By that time, Tounisi’s family was already aware of his plans to travel to Syria and his “fixation on engaging in a suicide operation,” prosecutors say.

His mother said she took his passport, and one relative allegedly told him, “If you go, do not think you will die a martyr, you will die like a road kill,” records show.

The feds eventually caught Tounisi in an Internet sting after he contacted a sham website he first visited March 28, 2013. It was set up by the FBI, and it purported to hook up would-be fighters with terrorists, according a criminal complaint.

The top of the website said, “A Call for Jihad in Syria,” and it asked would-be fighters to “come and join your lion brothers of Jabhat Al-Nusra who are fighting under the true banner of Islam, come and join your brothers, the heroes of Jabhat Al-Nusra,” records show.

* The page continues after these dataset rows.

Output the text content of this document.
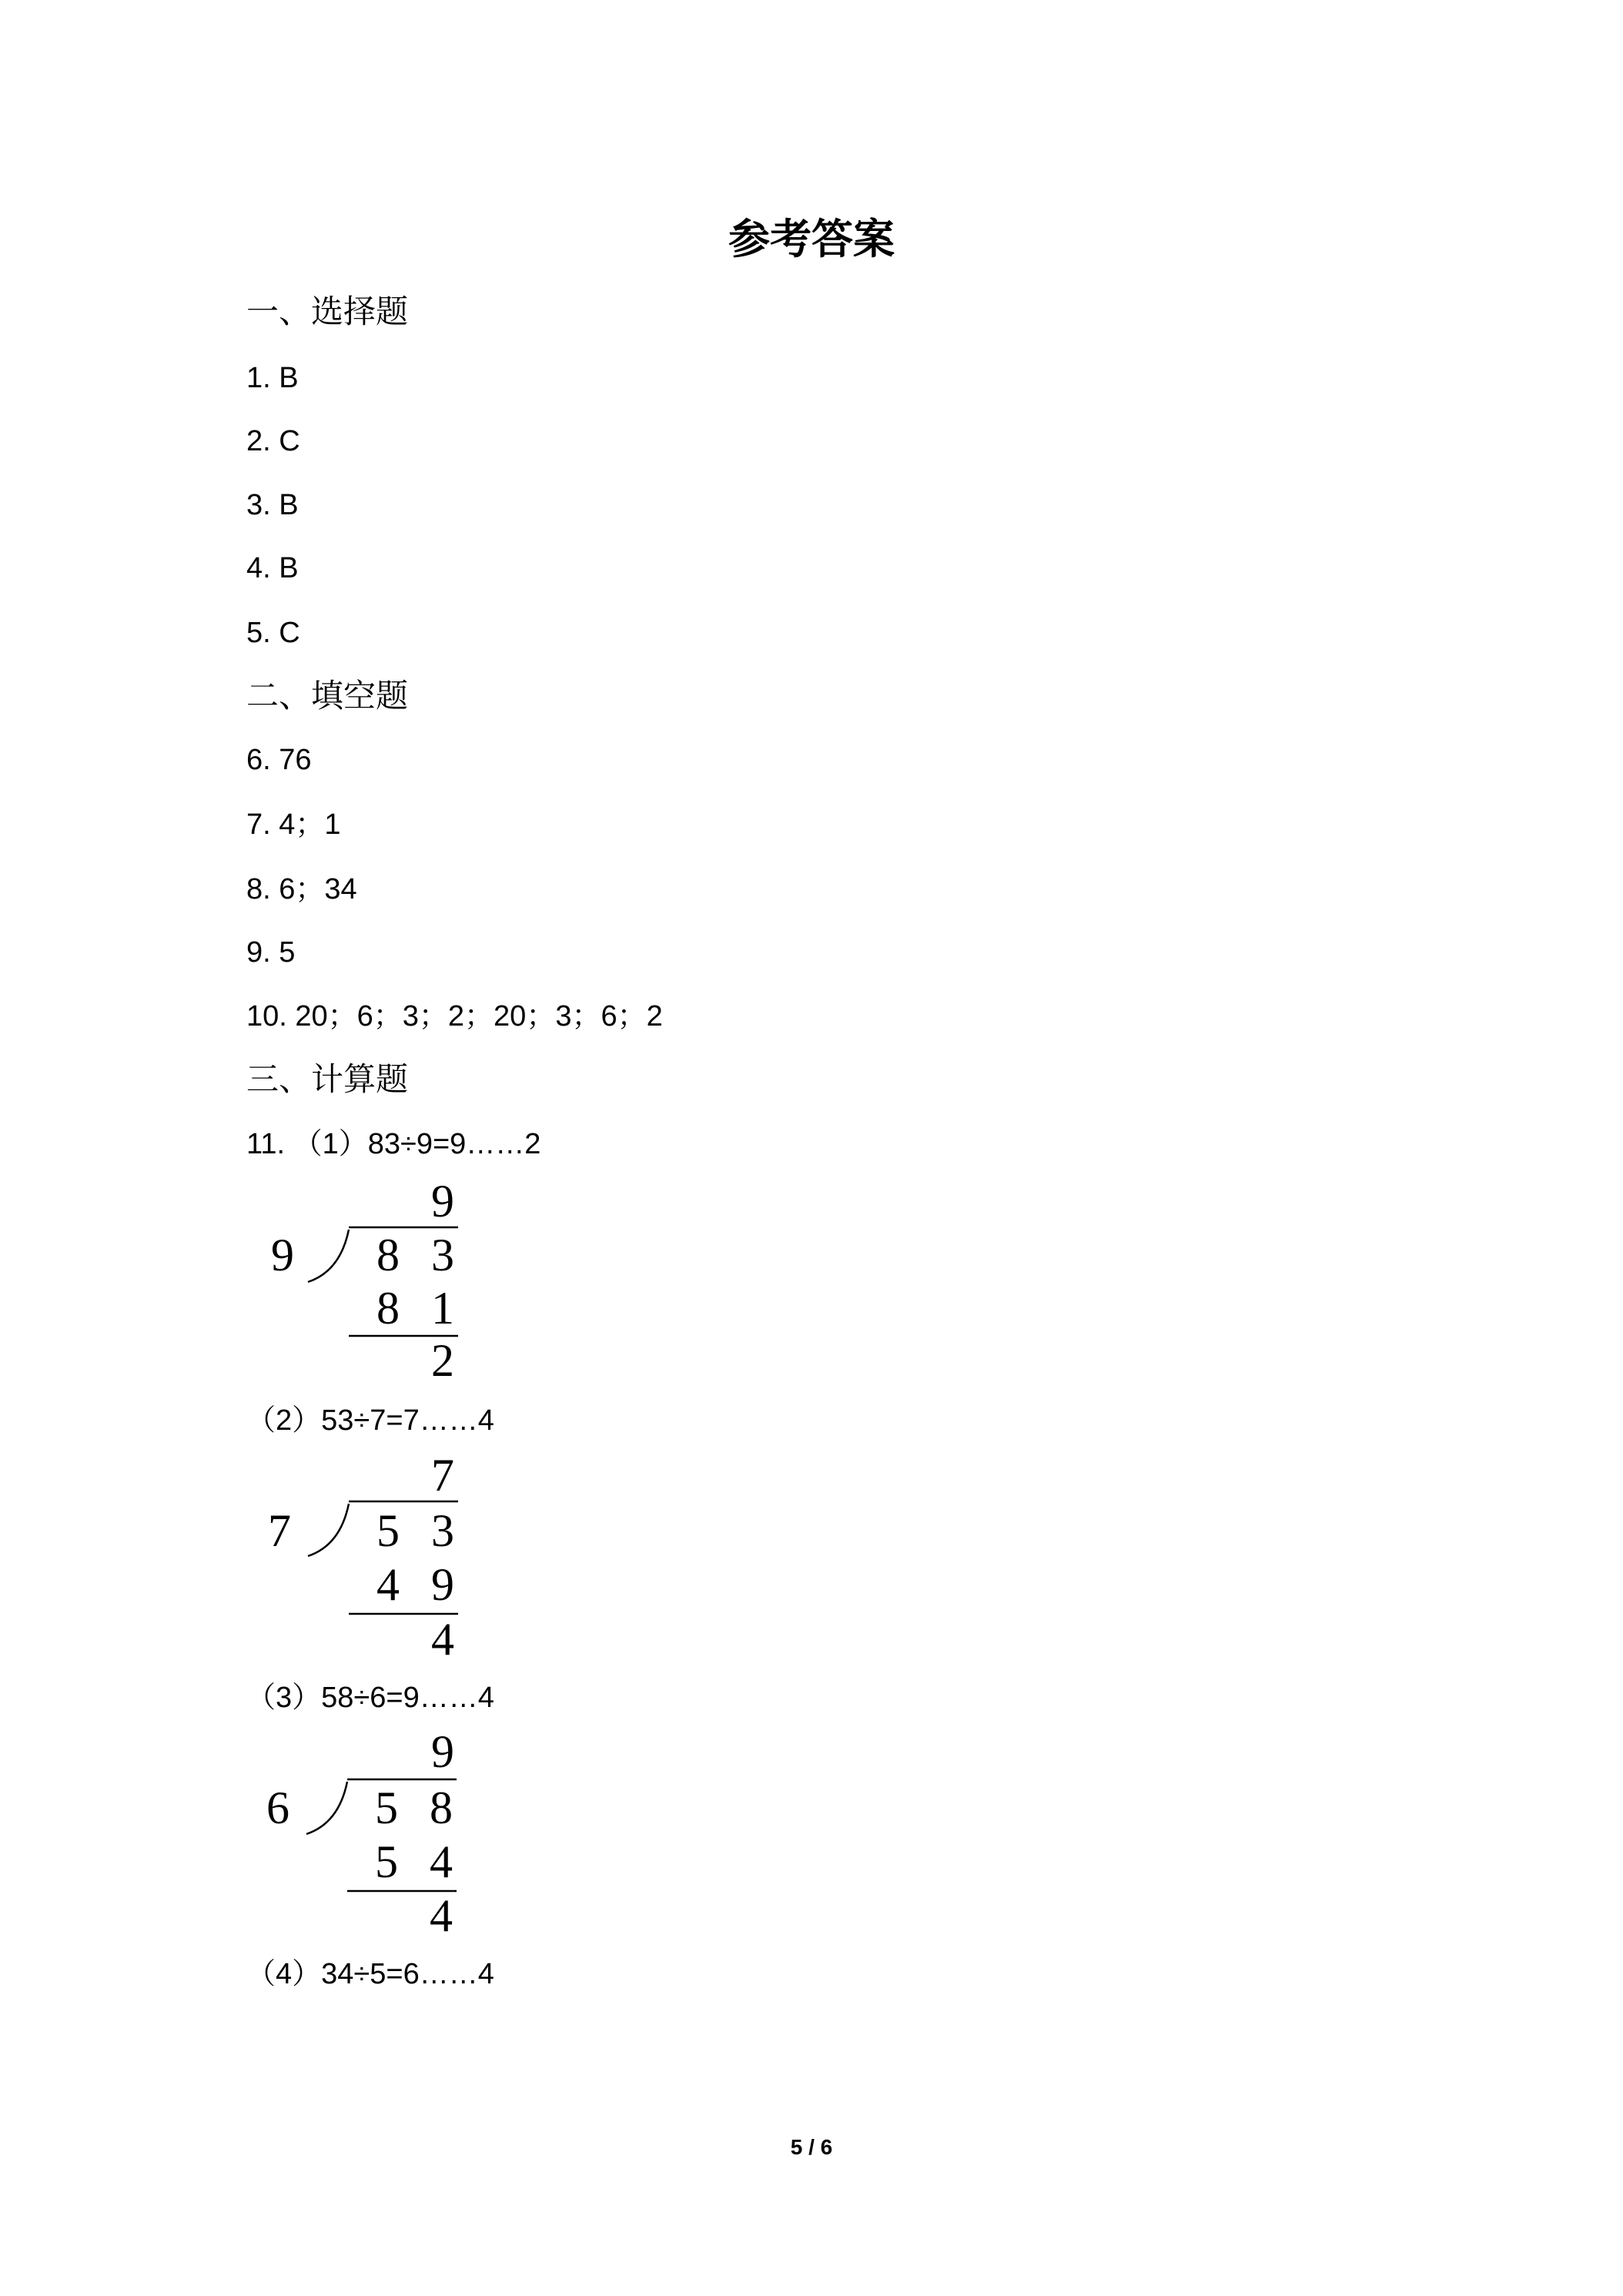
参考答案
一、选择题
1. B
2. C
3. B
4. B
5. C
二、填空题
6. 76
7. 4；1
8. 6；34
9. 5
10. 20；6；3；2；20；3；6；2
三、计算题
11. （1）83÷9=9……2
9
9 8 3
8 1
2
（2）53÷7=7……4
7
7 5 3
4 9
4
（3）58÷6=9……4
9
6 5 8
5 4
4
（4）34÷5=6……4
5 / 6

The feds say Tounisi sought a new passport and made contact through the sham website with someone he thought was a recruiter for Jabhat al-Nusrah.

That person turned out to be an FBI employee.

In email exchanges with the undercover FBI employee, Tounisi described his plan to get to Syria through neighboring Turkey and spoke of his willingness to die in battle, according to authorities.

He was frank with the purported recruiter, according to the FBI. In one email Tounisi wrote, “Concerning my fighting skills, to be honest I do not have any. I’m very small . . . physically but I pray to Allah that he makes me successful,” according to the complaint.